Basic logging, no autologging or evaluation

In [0]:
basic_logger = train_model("func_run", disable_autolog=True, evaluate=False)

Add autologging

In [0]:
auto_logger = train_model("func_run", disable_autolog=False, evaluate=False)

Add autologging and evaluation

In [0]:
auto_eval_logger = train_model("func_run", disable_autolog=False, evaluate=True)

Get run and model ids

In [0]:
print(auto_eval_logger)

####Inference using Pandas DataFrame

In [0]:
model_uri = f"models:/{auto_eval_logger["model_id"]}"
pyfunc_model = mlflow.pyfunc.load_model(model_uri)

input_data = pyfunc_model.input_example
predictions_pandas = pyfunc_model.predict(input_data)
predictions_pandas

####Distriuted inference over a cluster using a PandasUDF.

In [0]:
spark_df = spark.table(uc_location).selectExpr([col for col in X.columns])
display(spark_df)

In [0]:
from pyspark.sql.types import DoubleType

loaded_model = mlflow.pyfunc.spark_udf(spark, model_uri=model_uri, env_manager="local",result_type=DoubleType())

predictions_spark = spark_df.withColumn('predictions', loaded_model(func.struct(*map(col, spark_df.columns))))
display(predictions_spark)

### Registering models

In [0]:
from mlflow.tracking import MlflowClient
client = MlflowClient()

If no model version is registered, set the current model as the production model.

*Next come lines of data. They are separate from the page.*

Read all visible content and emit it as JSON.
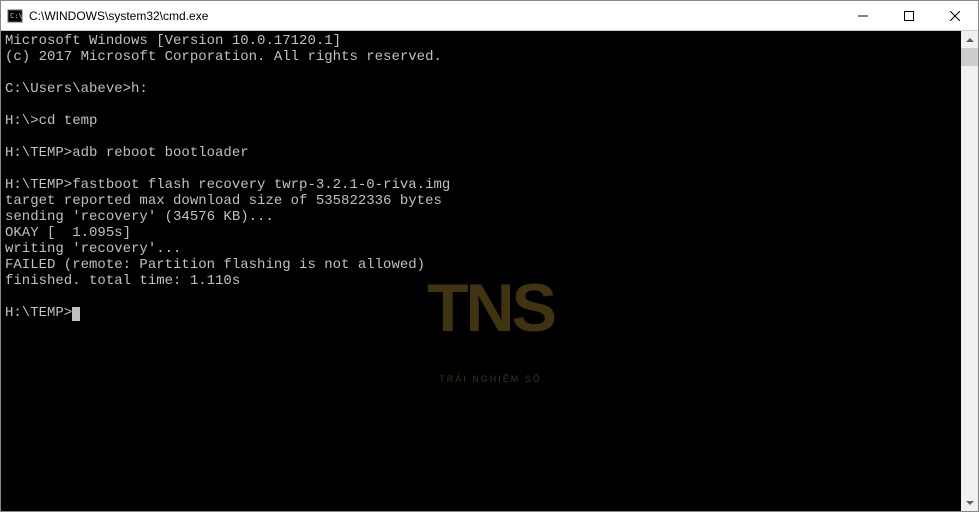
{
  "window": {
    "title": "C:\\WINDOWS\\system32\\cmd.exe"
  },
  "terminal": {
    "lines": [
      "Microsoft Windows [Version 10.0.17120.1]",
      "(c) 2017 Microsoft Corporation. All rights reserved.",
      "",
      "C:\\Users\\abeve>h:",
      "",
      "H:\\>cd temp",
      "",
      "H:\\TEMP>adb reboot bootloader",
      "",
      "H:\\TEMP>fastboot flash recovery twrp-3.2.1-0-riva.img",
      "target reported max download size of 535822336 bytes",
      "sending 'recovery' (34576 KB)...",
      "OKAY [  1.095s]",
      "writing 'recovery'...",
      "FAILED (remote: Partition flashing is not allowed)",
      "finished. total time: 1.110s",
      "",
      "H:\\TEMP>"
    ]
  },
  "watermark": {
    "logo": "TNS",
    "tagline": "TRẢI NGHIỆM SỐ"
  }
}
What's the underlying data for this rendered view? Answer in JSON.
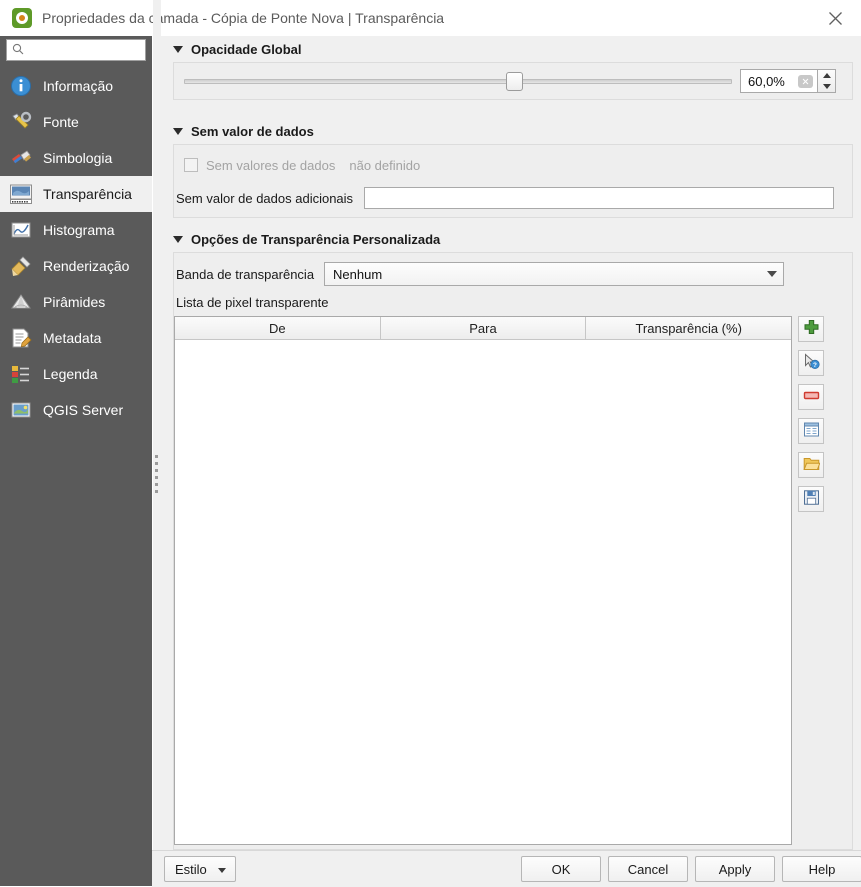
{
  "window": {
    "title": "Propriedades da camada - Cópia de Ponte Nova | Transparência",
    "app_icon": "qgis-logo-icon",
    "close_icon": "close-icon"
  },
  "sidebar": {
    "search": {
      "value": "",
      "placeholder": "",
      "icon": "search-icon"
    },
    "items": [
      {
        "label": "Informação",
        "icon": "info-icon",
        "selected": false
      },
      {
        "label": "Fonte",
        "icon": "source-icon",
        "selected": false
      },
      {
        "label": "Simbologia",
        "icon": "symbology-icon",
        "selected": false
      },
      {
        "label": "Transparência",
        "icon": "transparency-icon",
        "selected": true
      },
      {
        "label": "Histograma",
        "icon": "histogram-icon",
        "selected": false
      },
      {
        "label": "Renderização",
        "icon": "rendering-icon",
        "selected": false
      },
      {
        "label": "Pirâmides",
        "icon": "pyramids-icon",
        "selected": false
      },
      {
        "label": "Metadata",
        "icon": "metadata-icon",
        "selected": false
      },
      {
        "label": "Legenda",
        "icon": "legend-icon",
        "selected": false
      },
      {
        "label": "QGIS Server",
        "icon": "qgis-server-icon",
        "selected": false
      }
    ]
  },
  "opacity": {
    "group_title": "Opacidade Global",
    "value": "60,0%",
    "slider_percent": 60,
    "clear_icon": "clear-icon",
    "spin_up_icon": "spin-up-icon",
    "spin_down_icon": "spin-down-icon"
  },
  "nodata": {
    "group_title": "Sem valor de dados",
    "checkbox_label": "Sem valores de dados",
    "checkbox_state": "unchecked",
    "checkbox_enabled": false,
    "status_text": "não definido",
    "additional_label": "Sem valor de dados adicionais",
    "additional_value": "",
    "additional_placeholder": ""
  },
  "custom": {
    "group_title": "Opções de Transparência Personalizada",
    "band_label": "Banda de transparência",
    "band_value": "Nenhum",
    "list_label": "Lista de pixel transparente",
    "table": {
      "columns": [
        "De",
        "Para",
        "Transparência (%)"
      ],
      "rows": []
    },
    "tools": [
      {
        "name": "add-values-manually-button",
        "icon": "green-plus-icon"
      },
      {
        "name": "add-values-from-display-button",
        "icon": "cursor-question-icon"
      },
      {
        "name": "remove-selected-row-button",
        "icon": "red-minus-icon"
      },
      {
        "name": "default-values-button",
        "icon": "table-icon"
      },
      {
        "name": "import-from-file-button",
        "icon": "folder-open-icon"
      },
      {
        "name": "export-to-file-button",
        "icon": "floppy-save-icon"
      }
    ]
  },
  "footer": {
    "style_label": "Estilo",
    "ok_label": "OK",
    "cancel_label": "Cancel",
    "apply_label": "Apply",
    "help_label": "Help"
  },
  "colors": {
    "sidebar_bg": "#5a5a5a",
    "panel_bg": "#f0f0f0",
    "accent_green": "#5e9a28",
    "selected_item_bg": "#f0f0f0"
  }
}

Otherwise, compare the current model with the production model and swap them if the current model is better.

View chances in the model versions and aliases in Unity Catalog

In [0]:
versions = client.search_model_versions(f"name='{uc_model_name}'")
versions = sorted([int(mv.version) for mv in versions])

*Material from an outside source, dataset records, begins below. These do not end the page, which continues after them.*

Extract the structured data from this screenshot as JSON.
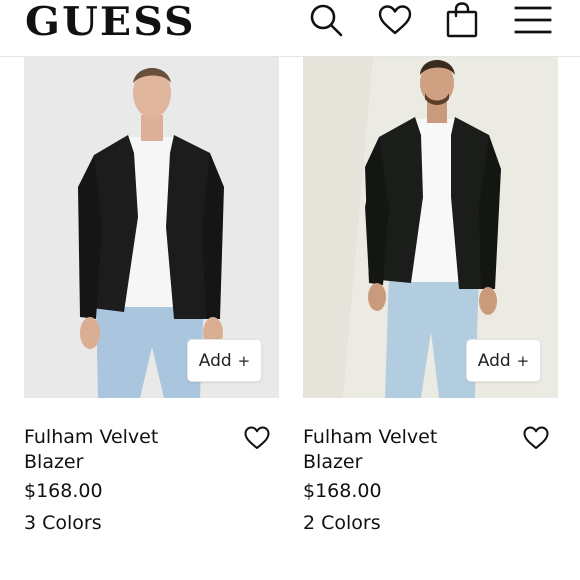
{
  "header": {
    "logo": "GUESS",
    "icons": [
      "search-icon",
      "heart-icon",
      "bag-icon",
      "menu-icon"
    ]
  },
  "products": [
    {
      "name": "Fulham Velvet Blazer",
      "price": "$168.00",
      "colors": "3 Colors",
      "add_label": "Add",
      "add_icon": "+"
    },
    {
      "name": "Fulham Velvet Blazer",
      "price": "$168.00",
      "colors": "2 Colors",
      "add_label": "Add",
      "add_icon": "+"
    }
  ],
  "palette": {
    "text": "#111111",
    "photo_bg_left": "#e9e9e9",
    "photo_bg_right": "#ecebe3",
    "blazer": "#1c1c1c",
    "jeans": "#a9c6de"
  }
}
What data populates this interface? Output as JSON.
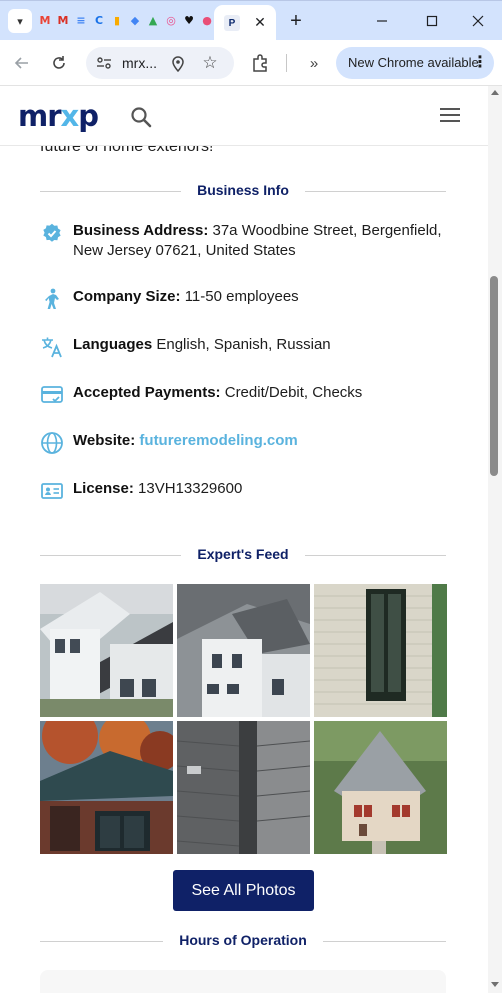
{
  "browser": {
    "favicons": [
      {
        "name": "gmail-icon",
        "glyph": "M",
        "color": "#ea4335"
      },
      {
        "name": "gmail-icon",
        "glyph": "M",
        "color": "#d93025"
      },
      {
        "name": "docs-icon",
        "glyph": "≡",
        "color": "#4285f4"
      },
      {
        "name": "c-icon",
        "glyph": "C",
        "color": "#1a73e8"
      },
      {
        "name": "analytics-icon",
        "glyph": "▮",
        "color": "#f9ab00"
      },
      {
        "name": "diamond-icon",
        "glyph": "◆",
        "color": "#4285f4"
      },
      {
        "name": "ads-icon",
        "glyph": "▲",
        "color": "#34a853"
      },
      {
        "name": "dribbble-icon",
        "glyph": "◎",
        "color": "#ea4c89"
      },
      {
        "name": "heart-icon",
        "glyph": "♥",
        "color": "#111111"
      },
      {
        "name": "shape-icon",
        "glyph": "●",
        "color": "#e94e77"
      }
    ],
    "active_tab_favicon": "P",
    "url": "mrx...",
    "update_label": "New Chrome available"
  },
  "site": {
    "logo": {
      "main": "mr",
      "accent": "x",
      "tail": "p"
    },
    "cut_text": "future of home exteriors!"
  },
  "business_info": {
    "heading": "Business Info",
    "rows": [
      {
        "icon": "verified-badge-icon",
        "label": "Business Address:",
        "value": "37a Woodbine Street, Bergenfield, New Jersey 07621, United States"
      },
      {
        "icon": "worker-icon",
        "label": "Company Size:",
        "value": "11-50 employees"
      },
      {
        "icon": "translate-icon",
        "label": "Languages",
        "value": "English, Spanish, Russian"
      },
      {
        "icon": "credit-card-icon",
        "label": "Accepted Payments:",
        "value": "Credit/Debit, Checks"
      },
      {
        "icon": "globe-icon",
        "label": "Website:",
        "value": "futureremodeling.com"
      },
      {
        "icon": "id-card-icon",
        "label": "License:",
        "value": "13VH13329600"
      }
    ]
  },
  "experts_feed": {
    "heading": "Expert's Feed",
    "see_all_label": "See All Photos"
  },
  "hours": {
    "heading": "Hours of Operation"
  },
  "colors": {
    "brand_navy": "#0f2167",
    "accent_blue": "#5ab3de",
    "chrome_tab_strip": "#d3e3fd"
  }
}
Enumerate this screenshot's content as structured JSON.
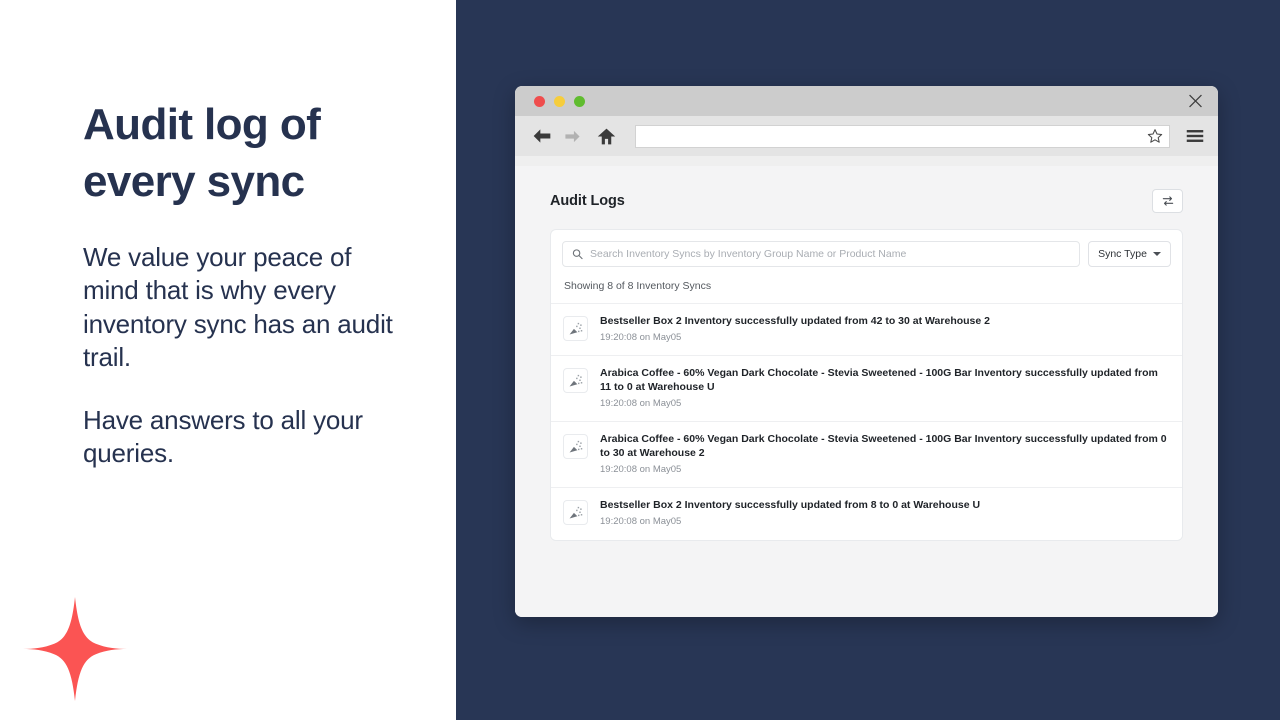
{
  "slide": {
    "headline": "Audit log of every sync",
    "paragraphs": [
      "We value your peace of mind that is why every inventory sync has an audit trail.",
      "Have answers to all your queries."
    ],
    "accent_color": "#fb5453",
    "text_color": "#26324f",
    "panel_color": "#283655",
    "logo_icon": "four-point-sparkle-icon"
  },
  "browser": {
    "traffic_lights": [
      "red",
      "yellow",
      "green"
    ],
    "close_label": "✕",
    "url_value": "",
    "url_placeholder": "",
    "icons": {
      "back": "arrow-left-icon",
      "forward": "arrow-right-icon",
      "home": "home-icon",
      "bookmark": "star-icon",
      "menu": "hamburger-menu-icon"
    }
  },
  "app": {
    "title": "Audit Logs",
    "swap_button_icon": "swap-arrows-icon",
    "search": {
      "value": "",
      "placeholder": "Search Inventory Syncs by Inventory Group Name or Product Name",
      "icon": "search-icon"
    },
    "filter": {
      "label": "Sync Type",
      "icon": "chevron-down-icon"
    },
    "showing_text": "Showing 8 of 8 Inventory Syncs",
    "rows": [
      {
        "icon": "party-popper-icon",
        "message": "Bestseller Box 2 Inventory successfully updated from 42 to 30 at Warehouse 2",
        "timestamp": "19:20:08 on May05"
      },
      {
        "icon": "party-popper-icon",
        "message": "Arabica Coffee - 60% Vegan Dark Chocolate - Stevia Sweetened - 100G Bar Inventory successfully updated from 11 to 0 at Warehouse U",
        "timestamp": "19:20:08 on May05"
      },
      {
        "icon": "party-popper-icon",
        "message": "Arabica Coffee - 60% Vegan Dark Chocolate - Stevia Sweetened - 100G Bar Inventory successfully updated from 0 to 30 at Warehouse 2",
        "timestamp": "19:20:08 on May05"
      },
      {
        "icon": "party-popper-icon",
        "message": "Bestseller Box 2 Inventory successfully updated from 8 to 0 at Warehouse U",
        "timestamp": "19:20:08 on May05"
      }
    ]
  }
}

if len(versions) == 0: # No registered model versions
  # Register current model as production model
  model_info = mlflow.register_model(model_uri, 
                                     name = uc_model_name,
                                     tags={"val_auc_score": 0.75})
  
  client.set_registered_model_alias(name=uc_model_name, 
                                  alias="production", 
                                  version=model_info.version) 

# If a production model already exists, compare the models and swap them
else:
  model_aliases = client.get_registered_model(uc_model_name).aliases
  production_model_version = model_aliases["production"]

  current_production_model = client.get_model_version(
    name=uc_model_name,
    version=production_model_version
  )

  new_model_auc_score = float(current_production_model.tags["val_auc_score"]) + 0.01

  model_info = mlflow.register_model(model_uri, 
                                     name = uc_model_name,
                                     tags={"val_auc_score": new_model_auc_score})
  
  client.set_registered_model_alias(name=uc_model_name, 
                                  alias="staging", 
                                  version=model_info.version) 
  
  # Swap staging model as production model if new model is better
  if new_model_auc_score >= float(current_production_model.tags["val_auc_score"]):
    # Set staging model as production model
    client.set_registered_model_alias(name=uc_model_name, 
                                      alias="production", 
                                      version=model_info.version) 
    
    # Archive current production model
    client.set_registered_model_alias(name=uc_model_name, 
                                      alias="archived", 
                                      version=production_model_version) 

    # Remove staging alias - no model is currently in staging
    client.delete_registered_model_alias(uc_model_name, "staging")

    # Delete any older model versions if available
    prior_version = int(production_model_version) - 1
    if prior_version in versions:
      client.delete_model_version(
        name=uc_model_name,
        version=prior_version
      )